Si nous tirons le fil, qu’exprimons-nous une fois encore inconsciemment à nos jeunes générations ? De se fondre dans le moule ? De disparaître dans la foule ?
Source : http://uniformemadeinfrance.fr
N’y aurait-il pas davantage à apprendre à exister par-delà les apparences plutôt qu’essayer de les nier, de les cacher ? C’est illusoire et très risqué dans leur apprentissage de la vie.
D’ailleurs, enfants et adultes ne portent-ils pas déjà des uniformes ? En fonction des zones géographiques et socio-économiques, ils diffèrent mais ils participent à la même finalité :
se faire accepter. Jogging/baskets ou chino/mocassins : même combat, l’intégration
et la reconnaissance du groupe. Style et uniforme que nous retrouvons dans toutes les strates de la société. L’originalité sans être excentrique n’a jamais été à la mode dans l’Hexagone,
il n’y a qu’à regarder la chimérique Parisienne si bien décodée par la journaliste Alice Pfeiffer[3], pour se rendre compte que si nous pouvons nous enorgueillir de savoir-faire patrimoniaux et d’une Haute Couture unique au monde, nous restons dans nos petits souliers car effrayés par le risque du fameux fashion faux pas qui retourne sa veste en un éclair.
LE LANGAGE DES HABITS POUR SE CONSTRUIRE ET DÉCOUVRIR LE MONDE
Dans ce contexte si pointilleux, ne serait-il pas plus judicieux d’apprendre le langage des vêtements pour grandir sereinement et découvrir une mine de savoirs et savoir-faire que
de taire toute tentative d’expression et d’exploration par le textile ? Au Studio Abi,
association qui promeut l’éducation textile, nous nous proposons plutôt que d’avoir ce caillou dans la chaussure, de tirer le fil de cette opportunité pour remettre l’école au centre du village et lui donner la plus belle occasion de proposer des codes à la nouvelle génération, sans lui imposer.
En cela, nous nous étonnons qu’aucune initiative jusque-là n’ait, à notre connaissance,
vu le jour pour engager les élèves dans la réflexion de leur tenue.
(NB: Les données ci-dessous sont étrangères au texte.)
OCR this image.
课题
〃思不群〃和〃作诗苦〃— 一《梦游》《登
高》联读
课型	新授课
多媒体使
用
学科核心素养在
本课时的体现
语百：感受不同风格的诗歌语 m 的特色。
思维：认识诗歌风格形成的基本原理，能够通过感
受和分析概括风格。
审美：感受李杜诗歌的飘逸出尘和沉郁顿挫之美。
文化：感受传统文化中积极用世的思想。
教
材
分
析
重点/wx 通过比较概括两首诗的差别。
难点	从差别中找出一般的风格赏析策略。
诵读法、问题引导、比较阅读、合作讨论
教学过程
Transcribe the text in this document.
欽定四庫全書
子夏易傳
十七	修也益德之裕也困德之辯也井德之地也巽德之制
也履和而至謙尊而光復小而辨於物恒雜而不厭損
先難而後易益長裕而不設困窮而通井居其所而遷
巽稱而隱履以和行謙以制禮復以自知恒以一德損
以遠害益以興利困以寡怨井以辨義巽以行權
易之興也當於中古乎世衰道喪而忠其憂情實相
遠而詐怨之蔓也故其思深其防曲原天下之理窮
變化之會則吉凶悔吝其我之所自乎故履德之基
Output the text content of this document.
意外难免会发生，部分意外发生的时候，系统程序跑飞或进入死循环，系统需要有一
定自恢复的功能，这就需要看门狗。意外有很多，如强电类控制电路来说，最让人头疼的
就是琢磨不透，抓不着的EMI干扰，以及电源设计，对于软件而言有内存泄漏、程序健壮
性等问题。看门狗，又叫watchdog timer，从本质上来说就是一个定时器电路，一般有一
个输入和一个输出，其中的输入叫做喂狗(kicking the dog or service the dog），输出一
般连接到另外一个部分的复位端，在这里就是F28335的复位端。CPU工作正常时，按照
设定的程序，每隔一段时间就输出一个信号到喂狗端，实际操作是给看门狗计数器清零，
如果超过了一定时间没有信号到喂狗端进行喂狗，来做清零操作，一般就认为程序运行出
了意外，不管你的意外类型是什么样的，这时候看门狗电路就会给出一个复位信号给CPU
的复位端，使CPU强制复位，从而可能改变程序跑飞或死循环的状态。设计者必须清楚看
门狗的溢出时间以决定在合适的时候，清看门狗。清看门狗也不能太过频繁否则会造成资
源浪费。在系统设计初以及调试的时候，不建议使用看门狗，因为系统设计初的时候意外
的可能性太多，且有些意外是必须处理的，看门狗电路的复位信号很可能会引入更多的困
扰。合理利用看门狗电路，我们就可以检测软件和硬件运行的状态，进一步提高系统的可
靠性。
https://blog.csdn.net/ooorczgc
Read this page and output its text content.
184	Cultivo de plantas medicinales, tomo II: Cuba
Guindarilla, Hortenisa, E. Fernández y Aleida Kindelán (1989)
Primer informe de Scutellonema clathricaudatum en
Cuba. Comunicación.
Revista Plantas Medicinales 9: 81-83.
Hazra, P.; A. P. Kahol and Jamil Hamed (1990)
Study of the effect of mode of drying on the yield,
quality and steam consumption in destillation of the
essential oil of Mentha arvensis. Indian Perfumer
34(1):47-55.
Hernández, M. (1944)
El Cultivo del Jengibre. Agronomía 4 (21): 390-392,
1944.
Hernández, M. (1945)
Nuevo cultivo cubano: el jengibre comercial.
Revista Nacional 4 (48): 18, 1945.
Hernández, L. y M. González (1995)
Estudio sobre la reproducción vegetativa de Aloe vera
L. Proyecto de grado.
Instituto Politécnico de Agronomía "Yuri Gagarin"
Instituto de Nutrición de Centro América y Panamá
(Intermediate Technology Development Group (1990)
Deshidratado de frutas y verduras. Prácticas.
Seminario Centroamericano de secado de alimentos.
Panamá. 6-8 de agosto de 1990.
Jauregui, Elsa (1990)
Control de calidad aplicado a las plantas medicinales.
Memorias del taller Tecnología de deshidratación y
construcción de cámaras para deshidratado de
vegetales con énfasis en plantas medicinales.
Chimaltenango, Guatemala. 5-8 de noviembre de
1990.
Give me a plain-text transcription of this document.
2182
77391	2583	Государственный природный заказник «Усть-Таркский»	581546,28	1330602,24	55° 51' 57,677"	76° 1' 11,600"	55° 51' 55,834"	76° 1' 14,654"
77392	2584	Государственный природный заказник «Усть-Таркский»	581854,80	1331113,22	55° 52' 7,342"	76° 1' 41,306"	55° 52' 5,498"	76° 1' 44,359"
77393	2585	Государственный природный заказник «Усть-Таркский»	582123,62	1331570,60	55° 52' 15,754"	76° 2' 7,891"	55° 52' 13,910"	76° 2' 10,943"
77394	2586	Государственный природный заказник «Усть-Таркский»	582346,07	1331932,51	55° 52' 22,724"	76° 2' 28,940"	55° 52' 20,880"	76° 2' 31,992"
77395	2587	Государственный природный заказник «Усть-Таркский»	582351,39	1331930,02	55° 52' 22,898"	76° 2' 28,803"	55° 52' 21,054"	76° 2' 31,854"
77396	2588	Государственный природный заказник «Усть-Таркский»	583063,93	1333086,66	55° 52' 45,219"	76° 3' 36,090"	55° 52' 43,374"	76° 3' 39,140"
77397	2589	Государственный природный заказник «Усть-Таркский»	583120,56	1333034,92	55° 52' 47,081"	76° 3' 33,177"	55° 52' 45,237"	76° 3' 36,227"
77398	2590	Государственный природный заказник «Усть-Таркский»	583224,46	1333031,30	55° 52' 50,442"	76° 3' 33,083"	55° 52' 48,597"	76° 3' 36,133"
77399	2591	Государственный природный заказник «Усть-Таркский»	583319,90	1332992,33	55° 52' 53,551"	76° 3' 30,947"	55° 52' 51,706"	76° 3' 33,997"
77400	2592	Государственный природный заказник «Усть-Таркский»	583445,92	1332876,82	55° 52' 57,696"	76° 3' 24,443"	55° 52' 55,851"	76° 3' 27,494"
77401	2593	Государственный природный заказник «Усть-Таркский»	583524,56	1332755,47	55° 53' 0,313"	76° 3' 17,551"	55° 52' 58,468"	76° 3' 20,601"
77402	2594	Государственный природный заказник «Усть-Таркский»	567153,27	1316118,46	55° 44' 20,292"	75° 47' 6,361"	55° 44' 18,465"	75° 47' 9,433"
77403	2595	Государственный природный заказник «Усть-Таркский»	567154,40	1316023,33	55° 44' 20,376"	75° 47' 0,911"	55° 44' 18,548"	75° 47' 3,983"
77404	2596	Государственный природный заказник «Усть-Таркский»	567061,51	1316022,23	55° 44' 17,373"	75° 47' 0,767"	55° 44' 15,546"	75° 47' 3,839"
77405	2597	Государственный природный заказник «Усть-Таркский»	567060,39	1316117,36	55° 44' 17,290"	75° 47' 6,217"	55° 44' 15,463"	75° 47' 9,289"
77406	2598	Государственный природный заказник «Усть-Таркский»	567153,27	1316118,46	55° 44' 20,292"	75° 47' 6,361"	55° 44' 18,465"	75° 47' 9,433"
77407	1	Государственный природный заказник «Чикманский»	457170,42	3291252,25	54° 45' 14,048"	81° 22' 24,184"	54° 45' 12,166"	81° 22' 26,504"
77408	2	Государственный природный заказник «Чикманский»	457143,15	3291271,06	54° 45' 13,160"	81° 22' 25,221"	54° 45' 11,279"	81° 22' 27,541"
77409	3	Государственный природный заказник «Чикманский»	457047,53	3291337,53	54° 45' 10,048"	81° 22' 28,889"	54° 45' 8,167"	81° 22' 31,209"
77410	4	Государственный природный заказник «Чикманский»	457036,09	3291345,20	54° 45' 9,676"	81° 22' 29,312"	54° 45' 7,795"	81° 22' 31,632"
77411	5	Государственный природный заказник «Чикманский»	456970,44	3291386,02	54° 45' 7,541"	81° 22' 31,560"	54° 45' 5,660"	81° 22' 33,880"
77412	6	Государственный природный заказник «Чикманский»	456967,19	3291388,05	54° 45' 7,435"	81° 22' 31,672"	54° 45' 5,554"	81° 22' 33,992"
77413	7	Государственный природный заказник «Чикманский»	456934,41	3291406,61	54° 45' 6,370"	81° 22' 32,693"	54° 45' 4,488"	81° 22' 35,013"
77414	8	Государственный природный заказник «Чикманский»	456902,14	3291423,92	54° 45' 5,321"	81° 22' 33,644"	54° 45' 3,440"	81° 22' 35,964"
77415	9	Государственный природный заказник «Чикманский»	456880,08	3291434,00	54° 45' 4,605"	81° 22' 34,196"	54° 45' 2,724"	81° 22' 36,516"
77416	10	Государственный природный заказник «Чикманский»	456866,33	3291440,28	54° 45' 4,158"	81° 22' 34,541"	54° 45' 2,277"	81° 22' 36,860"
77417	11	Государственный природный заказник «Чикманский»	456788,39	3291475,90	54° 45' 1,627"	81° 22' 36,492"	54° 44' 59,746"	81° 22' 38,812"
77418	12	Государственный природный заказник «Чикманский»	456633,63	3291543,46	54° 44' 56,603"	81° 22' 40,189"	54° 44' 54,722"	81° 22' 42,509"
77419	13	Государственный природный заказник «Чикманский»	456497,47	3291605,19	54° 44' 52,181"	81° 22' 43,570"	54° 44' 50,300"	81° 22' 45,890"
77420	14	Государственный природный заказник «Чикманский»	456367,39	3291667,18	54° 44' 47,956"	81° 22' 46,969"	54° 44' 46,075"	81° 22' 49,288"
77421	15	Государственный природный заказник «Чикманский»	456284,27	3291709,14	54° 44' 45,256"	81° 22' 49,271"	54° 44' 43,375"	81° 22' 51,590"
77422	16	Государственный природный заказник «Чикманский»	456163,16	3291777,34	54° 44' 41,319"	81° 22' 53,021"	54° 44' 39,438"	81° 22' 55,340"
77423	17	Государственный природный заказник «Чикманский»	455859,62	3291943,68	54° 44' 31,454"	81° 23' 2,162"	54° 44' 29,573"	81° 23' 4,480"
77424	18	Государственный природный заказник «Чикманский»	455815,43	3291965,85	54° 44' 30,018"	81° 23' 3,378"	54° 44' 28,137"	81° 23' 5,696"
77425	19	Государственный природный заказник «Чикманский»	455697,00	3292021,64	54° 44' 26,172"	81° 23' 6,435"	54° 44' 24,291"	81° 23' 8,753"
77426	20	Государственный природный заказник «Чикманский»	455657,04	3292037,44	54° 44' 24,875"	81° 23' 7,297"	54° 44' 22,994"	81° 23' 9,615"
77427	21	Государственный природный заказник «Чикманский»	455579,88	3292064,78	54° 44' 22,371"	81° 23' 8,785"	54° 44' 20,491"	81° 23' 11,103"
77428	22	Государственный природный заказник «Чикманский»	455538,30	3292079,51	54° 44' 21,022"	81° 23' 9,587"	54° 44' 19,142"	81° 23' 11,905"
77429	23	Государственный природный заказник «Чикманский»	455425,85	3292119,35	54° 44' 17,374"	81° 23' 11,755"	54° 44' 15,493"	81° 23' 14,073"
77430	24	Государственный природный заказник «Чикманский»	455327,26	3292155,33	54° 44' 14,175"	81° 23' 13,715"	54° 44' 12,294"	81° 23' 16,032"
Ne sont-ils pas les premiers à savoir ce dont ils ont besoin. D’autant que leurs motivations pour s’habiller et aller à l’école diffèrent, à raison, selon leurs âges. Intéressant de souligner combien dans ce débat national, la voix des enfants reste inaudible, à l’heure où se multiplient les conseils d’enfants et que leurs droits trouvent un écho régulièrement dans l’actualité.
Quelle image de la société présente et à venir plaquons-nous sur ce sujet ? Quelle place aux enfants, à la jeunesse donnons-nous, souhaitons-nous véritablement ? Que disent-ils de nous, ces enfants qui ne sont pas habillés selon leurs besoins mais pour pallier aux manquements d’une nation qui semble déshabiller Pierre pour habiller Paul ?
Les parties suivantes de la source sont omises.